Gillidanda is an ancient sport, possibly with origins over 2,500 years ago. Also known as Viti Dandu and by other variations, it is a sport originating from the Indian subcontinent, played in the rural areas and small towns all over South Asia as well as Cambodia, Turkey, South Africa, Italy, Poland, and in some Caribbean islands like Cuba. The game is played with two sticks: a large one called a danda which is used to hit a smaller one, the gilli. Other than using a smaller target stick, rather than a ball, it bears many similarities to bat and ball games such as cricket and baseball.                         

Badminton – 

Quite a few famous sports and games of recent times have taken their origin from ancient India such as the game of Badminton. The game developed in British India from the earlier game of battledore and shuttlecock. British army officers, who were posted in Pune in the early 19th century, were the pioneers of the Badminton game. During the 1870s, the Britishers got well-versed in Badminton and decided to take the game back to their homeland in an attempt to introduce it in Europe.

In 1873, the Duke of Beaufort hosted a lawn party in a place called Badminton in England. The game of Poona (Since Pune was initially known as Poona, the game also started being called as ‘Poona’) was played at the party by the guests, and the game was thoroughly enjoyed by all. It was after this that the name ‘Badminton’ was coined for the game.

Kabaddi – 

The game became popular in the 20th century but historical accounts show that the game has its origins in ancient India.

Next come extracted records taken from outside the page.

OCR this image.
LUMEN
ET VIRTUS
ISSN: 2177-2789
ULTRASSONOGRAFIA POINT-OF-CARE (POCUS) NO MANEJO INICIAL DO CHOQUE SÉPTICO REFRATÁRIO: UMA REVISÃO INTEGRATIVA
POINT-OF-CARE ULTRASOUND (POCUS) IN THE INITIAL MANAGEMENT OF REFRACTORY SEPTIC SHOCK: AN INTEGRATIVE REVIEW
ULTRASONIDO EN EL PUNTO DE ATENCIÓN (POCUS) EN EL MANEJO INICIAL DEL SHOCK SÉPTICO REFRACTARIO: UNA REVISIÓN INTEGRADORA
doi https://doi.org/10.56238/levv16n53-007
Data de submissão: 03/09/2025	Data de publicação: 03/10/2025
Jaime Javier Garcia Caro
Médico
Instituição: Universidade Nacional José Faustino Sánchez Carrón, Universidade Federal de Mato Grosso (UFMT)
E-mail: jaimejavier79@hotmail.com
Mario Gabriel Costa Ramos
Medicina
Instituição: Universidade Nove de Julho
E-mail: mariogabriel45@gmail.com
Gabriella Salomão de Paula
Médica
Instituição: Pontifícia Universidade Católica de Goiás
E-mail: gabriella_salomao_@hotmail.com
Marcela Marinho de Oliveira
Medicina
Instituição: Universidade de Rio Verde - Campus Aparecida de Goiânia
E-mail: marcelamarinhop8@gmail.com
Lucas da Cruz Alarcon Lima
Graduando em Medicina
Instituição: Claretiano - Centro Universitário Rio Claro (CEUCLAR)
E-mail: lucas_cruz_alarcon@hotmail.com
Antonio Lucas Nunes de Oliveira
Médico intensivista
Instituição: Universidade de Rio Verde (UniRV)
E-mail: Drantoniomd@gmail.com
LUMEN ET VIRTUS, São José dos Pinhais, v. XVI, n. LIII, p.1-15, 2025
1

Although the exact origins of Kabaddi are disputed, historical narrations indicate that ancient India is the cradle for Kabaddi. Religious believers have put forward theories that indicate that Kabaddi could be an origination of the Vedic period.

Some narrate that Kabaddi came from the Sistan region of present-day Iran. Regardless of the disputes, India has played a significant role in formalizing Kabaddi as an international game rather than a game that was initially only played in villages. India was the first country to have organized formal Kabaddi competitions in the 1920s.

Snooker – 

In the late 19th century, Snooker originated among the British army officers that were stationed in India. During 1874, a slight variation of the game, with different coloured balls except for the usual red and blacks, was introduced at the officer’s mess in Jabalpur. Later, in 1884, the first formalized set of rules for the game were issued by Sir Neville Chamberlain in Ooty, an Indian hill station. The name of the game has also been derived directly from ‘snooker’, which was a slang used for first-year cadets or inexperienced personnel.

Polo – 

The founder of the Mughal Empire, Babar (in the 15th century), is known to have firmly established the popularity of Polo in the Subcontinent. Between the fall of the Mughal Empire and the establishment of British Rule, the popularity of Polo slowly died down in India. In the 19th century, during the British Raj, Modern Polo originated from Manipur and became quite famous. The name Polo stems from ‘Pulu’ which was one of the olden names that were given for Polo. The first Polo club was founded in Silchar, Assam, in 1833, whereas the oldest Polo club still in existence is in Calcutta and was founded in 1862.